Feider, who lives in nearby Bloomington, Minn., fished Mille Lacs a dozen times last fall, after the 2017 Elite Series season was announced. He said his best five broke 30 pounds on two of those trips and his “worst day” was 26 pounds.
“It’s peaking right now,” Feider said. “You can catch them any way you want to catch them – from 2 feet to 25 feet. There’s not a bad section of the lake.”
It was smallmouth bass that keyed Feider’s performance on the Mississippi River. Only on Day 1 did he give up on the smallmouth bite and lock back down to Pool 8 to fish for largemouth. He finished with a 13-pound, 1-ounce bag that left him in 39th place. On Day 2 Feider exhibited his smallmouth expertise by weighing the big bag of the tournament – 19-5 – and rocketing up to third place. He didn’t weigh another largemouth bass after the first day.
“Most guys fish for largemouths, but the guys that catch 17 or 18 pounds of smallies are going to win,” Feider said. “It’s a gamble, though. There are way more 15-pound bags of largemouths than there are 16-pound bags of smallies, and you could come back with 8 pounds. But I was in a position to gamble. I had nothing to lose.”
It’s that attitude of taking them one tournament at a time, and trying to win each one, rather than thinking about accumulating points with a good finish each time, that Feider hopes to take into every Elite Series event from now on. By being in a position where he had to gamble, he saw what can happen when you do.
You know how badly a guy wants it when he doesn’t mind admitting that he cried after three Elite Series tournaments his rookie year. They were, incidentally, after a 73rd place finish at the Sabine River – his first ever Elite event, a 94th place finish at Lake Guntersville in his second tournament, then a 52nd place finish in the last event of 2015 at Lake St. Clair, where he hoped to do well on more familiar waters after working himself up near the 50 cut for the AOY Championship event. He finished 58th in the final AOY standings last year.
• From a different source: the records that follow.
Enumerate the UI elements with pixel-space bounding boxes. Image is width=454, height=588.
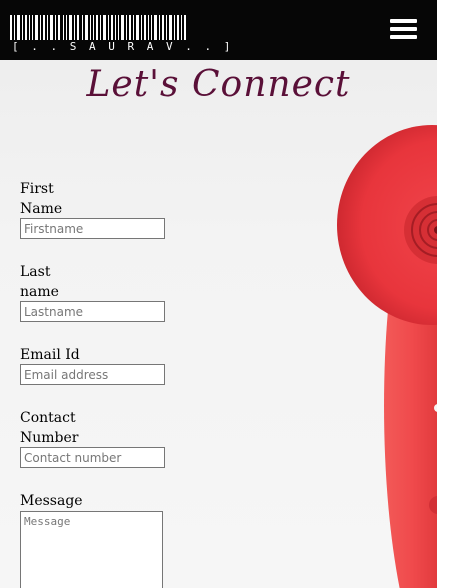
telephone-handset-image [337,125,437,588]
last-name-label-line2: name [20,284,59,300]
contact-page: [ . . S A U R A V . . ] Let's Connect Fi… [0,0,437,588]
contact-number-label: Contact Number [20,408,78,448]
hamburger-menu-icon[interactable] [390,17,418,42]
page-title: Let's Connect [86,64,351,105]
first-name-label-line1: First [20,181,54,197]
email-input[interactable] [20,364,165,385]
barcode-logo-icon[interactable] [10,15,186,40]
last-name-input[interactable] [20,301,165,322]
contact-number-label-line1: Contact [20,410,76,426]
last-name-label: Last name [20,262,59,302]
logo-text[interactable]: [ . . S A U R A V . . ] [12,40,233,53]
first-name-input[interactable] [20,218,165,239]
contact-number-label-line2: Number [20,430,79,446]
email-label: Email Id [20,347,80,363]
top-navbar: [ . . S A U R A V . . ] [0,0,437,60]
message-label: Message [20,493,83,509]
last-name-label-line1: Last [20,264,51,280]
first-name-label: First Name [20,179,62,219]
contact-number-input[interactable] [20,447,165,468]
first-name-label-line2: Name [20,201,63,217]
message-textarea[interactable] [20,511,163,588]
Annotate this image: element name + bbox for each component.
Feider had a big following of “Twin Cities” friends and fans at La Crosse. They’ll probably be on hand again this week to cheer for him. Feider said he never felt nervous while in contention for three days at La Crosse because of that cheering section following him on the water.
Feider’s fan club has undoubtedly grown since then. It’s hard not to root for a young angler who wants success as much as he does.